Am vergangenen Donnerstag starb Babs. Sie war  94 Jahre alt, eine der ältesten Bewohnerinnen von Glengarriff, West Cork, Irland. Babs starb aus heiterem Himmel, am Nachmittag, nach einer Dusche, eingehüllt in ein großes, warmes Badetuch. Ihre letzten Worte waren: “Oh, this is lovely” (“Das ist herrlich”).  So möchte man sterben, dachte ich mir.

Gestern wurde Babs beerdigt. Gleich drei Pfarrer und eine Menge Menschen versammelten sich in der Sacred Heart-Kirche, um Babs zu verabschieden. Glengarriff ist auch heute noch ein gottesfürchtiger Ort. Mitten im Herrgottswinkel von Irland kümmert die Säkularisierung hier wenig. Die Kirche füllt sich jeden Sonntag wie von Zauberhand, der Pfarrer bleibt eine Autorität. Babs ging jeden Sonntag in die Kirche, und ein Teil des neuen Kirchendachs ist sicher ihr zu verdanken. Wir waren gestern in der Kirche, um Babs zu verabschieden. Es war ein kalter, sonniger Tag, die Luft frisch und trocken. An einem Tag wie diesem möchte man beerdigt sein, dachte ich mir.

Glengarriff, kleiner Ort im Herrgottswinkel Irlands

Glengarriff, kleiner Ort im Herrgottswinkel Irlands

Babs einziger Sohn heißt Jim. Jim wird 67 Jahre alt. Jim ist ein kleiner rundlicher Mann mit großem Wortschatz und viel Courage. Jim hat Babs in den letzten Jahren gepflegt.  Jim sagt, es sei ihm Pflicht und Ehre zugleich gewesen. Jim sitzt ganz alleine in der ersten Bank der großen Kirche. Keine Verwandten, niemand. Jim ist das egal. Er spricht alle Rollen der katholischen Lithurgie selber. Wo Jim ist, lebt das Wort. Er spricht leise und angemessen, lange und einfühlsam. Er würdigt, er scherzt, er zitiert und er trauert. Jim stiehlt den drei Pfarrern, die in der ewigen Lithurgie verharren, gewissermaßen die Show beim Heimspiel.  Am Ende gibt es lange anhaltenden tosenden Applaus für einen kleinen couragierten und wortmächtigen Mann, der seine Mutter verabschiedet. Ein Novum für einen Trauergottesdienst im Herrgottswinkel von Irland. So möchte man verabschiedet werden, denke ich mir.

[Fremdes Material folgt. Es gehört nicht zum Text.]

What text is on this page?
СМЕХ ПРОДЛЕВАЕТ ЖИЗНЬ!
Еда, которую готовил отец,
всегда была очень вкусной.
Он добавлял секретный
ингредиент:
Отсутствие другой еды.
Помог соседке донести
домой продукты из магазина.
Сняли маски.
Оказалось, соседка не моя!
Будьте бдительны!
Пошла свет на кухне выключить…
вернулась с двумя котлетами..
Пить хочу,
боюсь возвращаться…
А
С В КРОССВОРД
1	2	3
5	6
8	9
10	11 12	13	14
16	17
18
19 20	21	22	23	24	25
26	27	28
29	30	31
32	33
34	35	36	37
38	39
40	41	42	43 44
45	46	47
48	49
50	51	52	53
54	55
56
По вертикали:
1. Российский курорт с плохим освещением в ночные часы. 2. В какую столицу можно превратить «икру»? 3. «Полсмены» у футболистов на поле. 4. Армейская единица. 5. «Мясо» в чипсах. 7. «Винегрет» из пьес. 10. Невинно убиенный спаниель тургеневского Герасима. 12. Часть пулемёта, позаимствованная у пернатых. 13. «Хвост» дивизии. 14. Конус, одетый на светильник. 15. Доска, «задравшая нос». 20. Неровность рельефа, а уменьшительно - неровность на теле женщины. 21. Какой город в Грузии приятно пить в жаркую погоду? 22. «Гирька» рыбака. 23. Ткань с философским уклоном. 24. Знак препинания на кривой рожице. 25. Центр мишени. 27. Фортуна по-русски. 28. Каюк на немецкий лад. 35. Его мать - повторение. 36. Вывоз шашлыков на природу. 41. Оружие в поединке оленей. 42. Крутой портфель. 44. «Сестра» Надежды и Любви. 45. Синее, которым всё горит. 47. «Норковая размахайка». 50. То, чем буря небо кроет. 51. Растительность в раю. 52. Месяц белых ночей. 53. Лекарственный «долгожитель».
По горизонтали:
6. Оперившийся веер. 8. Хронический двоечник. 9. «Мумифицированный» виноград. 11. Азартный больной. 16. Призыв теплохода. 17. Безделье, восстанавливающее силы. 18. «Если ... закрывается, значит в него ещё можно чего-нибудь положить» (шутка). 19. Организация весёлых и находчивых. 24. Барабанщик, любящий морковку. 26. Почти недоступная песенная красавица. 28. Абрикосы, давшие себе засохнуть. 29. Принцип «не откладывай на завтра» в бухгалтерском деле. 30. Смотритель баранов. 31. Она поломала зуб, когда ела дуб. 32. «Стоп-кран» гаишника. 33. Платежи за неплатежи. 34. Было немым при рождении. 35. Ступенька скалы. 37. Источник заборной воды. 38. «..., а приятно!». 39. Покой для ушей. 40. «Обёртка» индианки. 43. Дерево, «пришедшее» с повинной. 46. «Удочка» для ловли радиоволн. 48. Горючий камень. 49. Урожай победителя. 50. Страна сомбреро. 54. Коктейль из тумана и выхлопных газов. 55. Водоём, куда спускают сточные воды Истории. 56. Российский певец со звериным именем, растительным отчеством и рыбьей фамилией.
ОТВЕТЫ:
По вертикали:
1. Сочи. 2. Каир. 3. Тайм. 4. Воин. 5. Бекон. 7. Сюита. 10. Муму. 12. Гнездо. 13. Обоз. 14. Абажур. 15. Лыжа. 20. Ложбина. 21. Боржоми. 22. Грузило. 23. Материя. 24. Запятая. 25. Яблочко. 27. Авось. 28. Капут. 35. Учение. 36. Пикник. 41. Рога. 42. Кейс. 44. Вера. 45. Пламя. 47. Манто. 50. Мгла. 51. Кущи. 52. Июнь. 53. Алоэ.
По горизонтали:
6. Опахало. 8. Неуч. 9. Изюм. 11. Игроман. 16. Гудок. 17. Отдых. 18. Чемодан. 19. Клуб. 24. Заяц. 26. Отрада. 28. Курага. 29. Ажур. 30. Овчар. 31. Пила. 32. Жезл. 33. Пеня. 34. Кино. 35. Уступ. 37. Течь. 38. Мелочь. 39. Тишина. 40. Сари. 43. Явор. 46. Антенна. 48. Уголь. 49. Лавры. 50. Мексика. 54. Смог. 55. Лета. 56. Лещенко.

Gestern wurde Babs beerdigt. Es war ein kalter, sonniger Tag, die Luft frisch und trocken. Die Worte des Abschieds sind geschrieben im Buch Koholet, Kapitel 3:

 

There is a time for everything,

and a season for every activity under heaven:

a time to be born and a time to die,

a time to plant and a time to uproot,

time to kill and a time to heal,

a time to tear down and a time to build,

a time to weep and a time to laugh,

a time to mourn and a time to dance,

a time to scatter stones and a time to gather them,

a time to embrace and a time to refrain,

a time to search and a time to give up,

a time to keep and a time to throw away,

a time to tear and a time to mend,

a time to be silent and a time to speak,

a time to love and a time to hate,

a time for war and a time for peace.

Ein jegliches hat seine Zeit,

und alles Vorhaben unter dem Himmel hat seine Stunde:

geboren werden hat seine Zeit, sterben hat seine Zeit;

pflanzen hat seine Zeit, ausreißen, was gepflanzt ist, hat seine Zeit; 

töten hat seine Zeit, heilen hat seine Zeit;

abbrechen hat seine Zeit, bauen hat seine Zeit; 

weinen hat seine Zeit, lachen hat seine Zeit;

klagen hat seine Zeit, tanzen hat seine Zeit;

Steine wegwerfen hat seine Zeit, Steine sammeln hat seine Zeit;

herzen hat seine Zeit, aufhören zu herzen hat seine Zeit;

suchen hat seine Zeit, verlieren hat seine Zeit;

behalten hat seine Zeit, wegwerfen hat seine Zeit;

zerreißen hat seine Zeit, zunähen hat seine Zeit;

schweigen hat seine Zeit, reden hat seine Zeit;

lieben hat seine Zeit, hassen hat seine Zeit;

Streit hat seine Zeit, Frieden hat seine Zeit.

 

Fotos: Markus Bäuchle. Das Foto oben zeigt den Friedhof von Kilcathrine auf der Beara Halbinsel an einem frischen sonnigen Tag. Babs wurde auf dem Friedhof von Kilmocomogue beerdigt, dort, wo sie im Jahr 1967 einmal sagte: “Das wäre ein schöner Ort für einen Campingplatz”.